Oleh: Hamdan Hamedan*
67 tahun yang lalu, Presiden Brasil Juscelino Kubitschek mengambil keputusan yang tak sederhana. Ia "nekat" memindahkan ibukota Brasil, dari Rio de Janeiro ke sebuah hutan belantara di jantung negeri Samba, yang kini dikenal dengan nama Brasilia.
Alasan Kubitschek sederhana: Rio de Janeiro, dengan overpopulasi dan kepadatan pesisirnya, sudah tak ideal lagi menjadi ibukota negara. Lebih dari itu, Kubitschek bertekad meratakan pembangunan dan kesejahteraan ke daerah interior Brasil.
Keputusan Kubitschek itu mendapat respons yang beragam.
Ada yang menilai keputusannya itu visioner sehingga perlu didukung. Ada pula yang mencemoohnya sebagai ide gila. Ada pula yang mempertanyakan dari mana uangnya.
Singkat cerita, Kubitschek "kekueh" memindahkan dan membangun ibukota dari nol— suatu hal yang sudah beberapa kali diwacanakan tapi selalu gagal dieksekusi oleh para pendahulunya.
Duta Besar Brasil untuk Indonesia, Rubem Antonio Barbosa, mengatakan, "Sejarah mencatat keputusan dan keberhasilan Kubitschek memindahkan ibukota ke Brasilia sebagai keputusan yang tepat."

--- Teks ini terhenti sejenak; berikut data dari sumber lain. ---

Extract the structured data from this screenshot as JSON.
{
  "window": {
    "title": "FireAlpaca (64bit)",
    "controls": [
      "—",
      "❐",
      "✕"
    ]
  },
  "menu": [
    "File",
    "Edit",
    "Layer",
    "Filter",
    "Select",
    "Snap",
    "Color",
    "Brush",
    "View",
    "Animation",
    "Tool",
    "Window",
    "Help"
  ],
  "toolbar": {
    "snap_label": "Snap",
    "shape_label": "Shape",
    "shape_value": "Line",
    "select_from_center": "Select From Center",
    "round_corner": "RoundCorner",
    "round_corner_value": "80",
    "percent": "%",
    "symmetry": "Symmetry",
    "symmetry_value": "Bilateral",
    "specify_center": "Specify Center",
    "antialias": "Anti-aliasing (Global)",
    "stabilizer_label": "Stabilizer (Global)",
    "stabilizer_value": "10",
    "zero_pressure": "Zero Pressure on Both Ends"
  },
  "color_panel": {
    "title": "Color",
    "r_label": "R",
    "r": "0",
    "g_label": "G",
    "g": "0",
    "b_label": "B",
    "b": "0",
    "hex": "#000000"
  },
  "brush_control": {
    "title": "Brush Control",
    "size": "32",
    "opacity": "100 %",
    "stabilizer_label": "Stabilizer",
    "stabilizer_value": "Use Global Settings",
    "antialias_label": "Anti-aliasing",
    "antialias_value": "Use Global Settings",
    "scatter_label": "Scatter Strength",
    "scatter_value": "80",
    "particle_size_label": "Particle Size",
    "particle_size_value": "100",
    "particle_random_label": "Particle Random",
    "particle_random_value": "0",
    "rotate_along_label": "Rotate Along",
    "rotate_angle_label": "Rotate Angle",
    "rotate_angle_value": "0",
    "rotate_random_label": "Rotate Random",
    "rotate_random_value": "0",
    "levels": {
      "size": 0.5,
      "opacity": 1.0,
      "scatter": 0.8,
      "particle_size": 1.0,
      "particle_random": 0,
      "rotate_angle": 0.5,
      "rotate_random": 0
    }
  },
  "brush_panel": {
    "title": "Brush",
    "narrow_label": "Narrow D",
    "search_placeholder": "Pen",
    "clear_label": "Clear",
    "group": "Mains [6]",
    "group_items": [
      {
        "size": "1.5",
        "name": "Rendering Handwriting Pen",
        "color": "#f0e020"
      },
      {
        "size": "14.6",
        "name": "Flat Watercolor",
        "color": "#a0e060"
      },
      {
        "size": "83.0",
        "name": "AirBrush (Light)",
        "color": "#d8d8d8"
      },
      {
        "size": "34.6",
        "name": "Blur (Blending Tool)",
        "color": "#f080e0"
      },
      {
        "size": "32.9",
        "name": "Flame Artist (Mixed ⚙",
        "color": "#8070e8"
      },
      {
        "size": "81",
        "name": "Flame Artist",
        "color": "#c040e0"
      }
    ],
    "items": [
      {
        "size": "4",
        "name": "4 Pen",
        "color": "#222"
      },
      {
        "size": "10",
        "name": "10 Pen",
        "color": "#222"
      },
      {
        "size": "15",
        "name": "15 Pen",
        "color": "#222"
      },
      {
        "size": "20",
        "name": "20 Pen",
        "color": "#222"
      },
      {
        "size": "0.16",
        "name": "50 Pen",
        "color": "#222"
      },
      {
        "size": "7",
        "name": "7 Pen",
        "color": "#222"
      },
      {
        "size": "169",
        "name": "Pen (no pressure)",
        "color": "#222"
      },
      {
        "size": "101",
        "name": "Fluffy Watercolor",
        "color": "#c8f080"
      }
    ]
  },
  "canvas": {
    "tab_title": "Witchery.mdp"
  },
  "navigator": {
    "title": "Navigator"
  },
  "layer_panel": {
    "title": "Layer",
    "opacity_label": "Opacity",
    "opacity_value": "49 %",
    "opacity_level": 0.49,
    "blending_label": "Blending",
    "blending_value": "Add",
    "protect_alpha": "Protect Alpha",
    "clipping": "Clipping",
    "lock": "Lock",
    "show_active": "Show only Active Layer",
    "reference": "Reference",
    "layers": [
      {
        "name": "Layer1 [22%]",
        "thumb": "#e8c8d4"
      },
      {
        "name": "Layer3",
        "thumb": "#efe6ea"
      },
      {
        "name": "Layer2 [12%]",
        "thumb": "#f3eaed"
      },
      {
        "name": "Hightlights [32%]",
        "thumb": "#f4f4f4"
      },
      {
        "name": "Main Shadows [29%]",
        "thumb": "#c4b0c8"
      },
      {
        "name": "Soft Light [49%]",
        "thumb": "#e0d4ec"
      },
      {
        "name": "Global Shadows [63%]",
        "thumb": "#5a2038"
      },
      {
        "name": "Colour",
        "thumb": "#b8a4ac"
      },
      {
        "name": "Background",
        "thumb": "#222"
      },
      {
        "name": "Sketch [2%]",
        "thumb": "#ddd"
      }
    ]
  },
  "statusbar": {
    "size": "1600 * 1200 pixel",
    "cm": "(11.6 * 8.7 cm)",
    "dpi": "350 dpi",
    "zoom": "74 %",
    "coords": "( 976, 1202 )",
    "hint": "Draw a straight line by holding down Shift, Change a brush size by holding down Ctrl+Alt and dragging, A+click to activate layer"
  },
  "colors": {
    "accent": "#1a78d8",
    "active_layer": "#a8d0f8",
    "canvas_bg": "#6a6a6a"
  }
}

"Penyebaran populasi pun menjadi lebih merata; dan sebagai tolok ukur keberhasilan [ekonomi] Brasilia kini memiliki pendapatan per kapita tertinggi di Brasil [bahkan di Latin Amerika]," pungkasnya.
Tentu, tidak ada ibukota yang sempurna. Masalah akan tetap ada. Begitu pula di Brasilia, yang sejak 1987 didapuk sebagai Situs Warisan Dunia UNESCO karena arsitektur modernis dan tata kotanya yang unik.
Dalam 100 tahun terakhir, lebih dari 30 negara telah berpindah ibukota seiring dinamika yang berubah. Inilah realita yang dihadapi. Indonesia tidak terkecuali.
Mengikuti jejak Brasil, pemindahan ibukota Indonesia bukan hanya tentang relokasi geografis, tetapi tentang meredefinisi prioritas pembangunan, pemerataan kesejahteraan, dan menata ulang pusat gravitasi ekonomi dan politik.
Keputusan berani ini–seperti yang pernah diambil Kubitschek–memang tak mudah tapi dapat berbuah manis di masa depan.
Suka tidak suka, mau tidak mau, Indonesia perlahan memasuki babak baru dalam sejarahnya–sebuah babak yang kelak menjadi cerita inspiratif bagi generasi yang akan datang. Babak itu ada di Nusantara.